Your Name and Title: Edward F. Gehringer, Associate Professor of Computer Science
School or Organization Name: North Carolina State University
Co-Presenter Name(s): (none)
Area of the World from Which You Will Present: United States
Language in Which You Will Present: English
Target Audience(s): Educators, instructional technologists
Short session description: The advantages of student-authored textbooks, our results, and our specialized software support.
Full session description:
As wiki usage becomes common in educational settings, instructors are beginning to experiment with student-authored wiki textbooks. Instead of reading textbooks selected by the instructor, students are challenged to read the primary literature and organize it for consumption by the other members of the class. This has important pedagogical advantages, as students are stimulated to take responsibility for their own learning and perform tasks similar to those in the real world. These benefits, however, come with an array of administrative challenges, including sequencing the material to be covered, and assigning other students to peer-review the submitted work.

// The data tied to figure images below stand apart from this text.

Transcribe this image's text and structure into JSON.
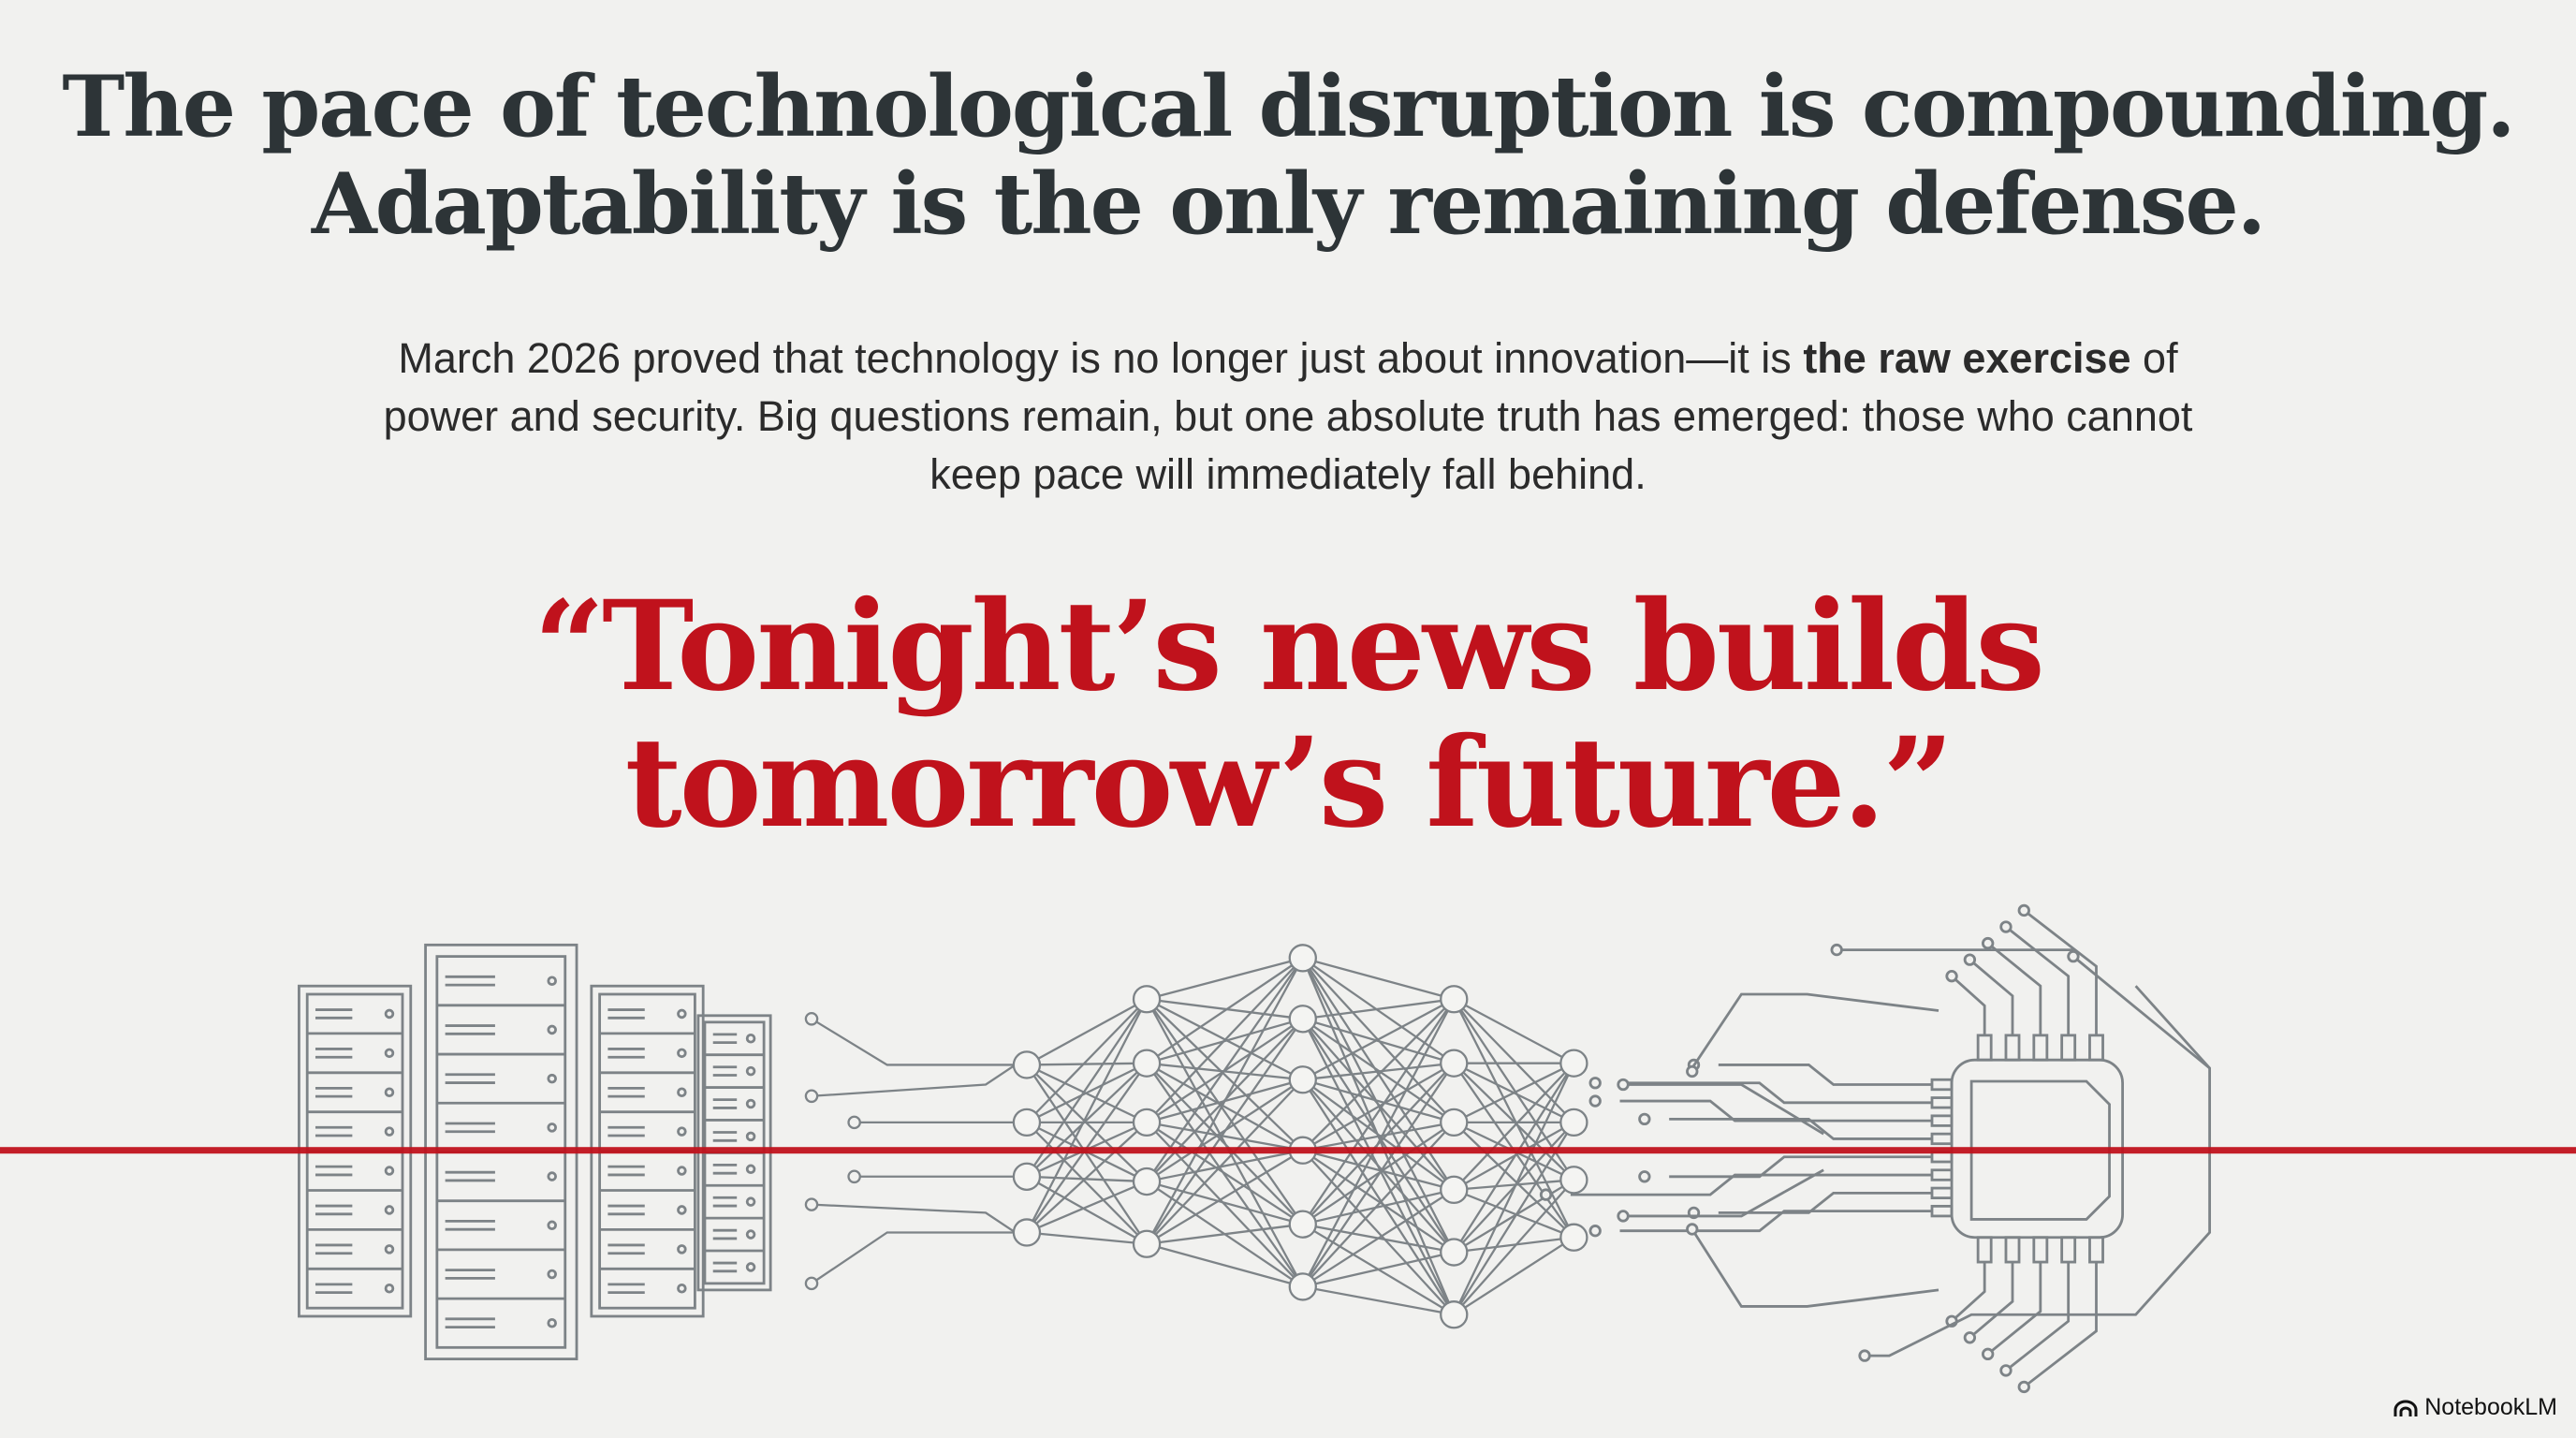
{
  "headline": {
    "line1": "The pace of technological disruption is compounding.",
    "line2": "Adaptability is the only remaining defense."
  },
  "body": {
    "part1": "March 2026 proved that technology is no longer just about innovation—it is ",
    "bold": "the raw exercise",
    "part2": " of power and security. Big questions remain, but one absolute truth has emerged: those who cannot keep pace will immediately fall behind."
  },
  "quote": {
    "line1": "“Tonight’s news builds",
    "line2": "tomorrow’s future.”"
  },
  "brand": {
    "label": "NotebookLM",
    "icon": "notebooklm-logo-icon"
  },
  "colors": {
    "accent": "#c0121c",
    "text": "#2d3437",
    "line_art": "#7a8084",
    "background": "#f1f1ef"
  }
}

This presentation discusses our experience with the process and its software support in two distance-ed courses, one on parallel computer architecture, and the other on object-oriented software design.
The software is the Expertiza system, which allows peers to review each other’s work, permitting the author and reviewer to communicate in double-blind fashion. Authors are encouraged to revise their work in response to reviewer comments. Reviewers can be rated by the authors they review, as well as by third-party metareviewers. Students select topics through the system, and the system reminds reviewers to submit their reviews at the proper time. This greatly decreases the overhead of managing large writing projects.
In our two semesters of use, 135 students wrote on about 50 topics. They reported that the process gave them new insight into the topic they were writing on (4.2 on a scale of 1 to 5), that they put a lot of effort into their writing (4.2) and that they were proud of their work (4.1). They were somewhat less positive on the credibility of their chapters (3.8) and the usefulness of the reviews (3.4), but their reaction was not negative on any aspect of the process.
We believe our experience is of special interest to global educators. Too often, distance-ed courses have few interactions between instructor and student, and almost none among students themselves. Message boards don't solve the problem, since students often don't read what others have posted before responding themselves. By contrast, students who are reviewing each other's textbook articles know exactly what they need to respond to. Authors have an incentive to interact with their readers to know how to improve their work. The instructor can use student feedback in evaluating each student's contribution. The result is much richer interaction between students, and a better final product.